Doaku sederhana, tapi menyala seperti lentera di tengah kabut: semoga kita diberi hati yang lapang seperti padang yang menerima semua hujan, diberi kekuatan seperti akar yang bertahan dalam tanah kering, dan diberi keberanian seperti burung yang terbang di tengah angin ribut. Semoga kita punya kelembutan untuk merangkul meski hujan belum reda, dan kebijaksanaan untuk memilih diam ketika badai masih bergemuruh di dada.
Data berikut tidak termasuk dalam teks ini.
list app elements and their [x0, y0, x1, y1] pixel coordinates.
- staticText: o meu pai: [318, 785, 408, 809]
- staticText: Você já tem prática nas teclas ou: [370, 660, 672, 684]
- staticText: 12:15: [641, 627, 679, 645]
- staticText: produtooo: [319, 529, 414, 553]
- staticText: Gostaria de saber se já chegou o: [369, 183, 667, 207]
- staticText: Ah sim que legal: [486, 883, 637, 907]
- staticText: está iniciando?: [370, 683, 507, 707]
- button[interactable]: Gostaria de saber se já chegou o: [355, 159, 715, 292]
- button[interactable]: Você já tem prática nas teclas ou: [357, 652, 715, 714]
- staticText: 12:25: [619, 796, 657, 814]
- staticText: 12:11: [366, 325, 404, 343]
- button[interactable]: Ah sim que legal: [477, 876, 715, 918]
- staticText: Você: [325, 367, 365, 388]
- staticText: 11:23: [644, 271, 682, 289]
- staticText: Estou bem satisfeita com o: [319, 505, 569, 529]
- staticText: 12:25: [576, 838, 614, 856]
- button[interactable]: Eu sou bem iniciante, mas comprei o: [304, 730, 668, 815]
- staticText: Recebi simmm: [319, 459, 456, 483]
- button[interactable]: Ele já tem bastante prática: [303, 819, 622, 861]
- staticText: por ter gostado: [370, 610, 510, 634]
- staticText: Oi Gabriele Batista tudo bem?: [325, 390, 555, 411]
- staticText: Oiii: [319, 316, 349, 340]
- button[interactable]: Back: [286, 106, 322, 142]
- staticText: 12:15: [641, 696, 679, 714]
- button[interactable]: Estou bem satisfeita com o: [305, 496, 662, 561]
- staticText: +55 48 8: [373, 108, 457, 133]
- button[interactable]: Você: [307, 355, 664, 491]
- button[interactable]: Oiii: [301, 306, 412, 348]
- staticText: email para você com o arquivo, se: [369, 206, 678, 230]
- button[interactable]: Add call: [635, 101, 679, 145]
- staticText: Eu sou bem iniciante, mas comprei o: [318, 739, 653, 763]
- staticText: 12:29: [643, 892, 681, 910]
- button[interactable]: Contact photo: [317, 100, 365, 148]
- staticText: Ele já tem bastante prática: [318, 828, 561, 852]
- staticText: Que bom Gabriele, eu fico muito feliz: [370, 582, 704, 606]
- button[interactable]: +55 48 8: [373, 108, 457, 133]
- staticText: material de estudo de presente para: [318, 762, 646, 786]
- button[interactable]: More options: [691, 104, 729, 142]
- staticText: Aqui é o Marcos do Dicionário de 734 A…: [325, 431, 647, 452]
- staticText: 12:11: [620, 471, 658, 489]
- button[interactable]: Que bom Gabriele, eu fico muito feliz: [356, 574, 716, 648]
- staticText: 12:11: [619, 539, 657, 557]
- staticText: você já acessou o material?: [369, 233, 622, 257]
Dan jika kelak kita menoleh ke belakang, semoga yang kita temui bukan luka yang berdenyut, melainkan cahaya kecil yang membimbing kita melewati malam. Semoga kita bisa berkata pada diri sendiri: kita pernah berjalan di tepi jurang, kita pernah menantang badai, dan kita tidak hilang. Karena cinta, sejatinya, bukan hanya pelayaran di laut teduh, tapi keberanian untuk tetap mengarungi gelombang, hingga suatu hari nanti, kita menemukan pelabuhan yang mau menerima kapal kita apa adanya—meski penuh bekas pertempuran dengan laut.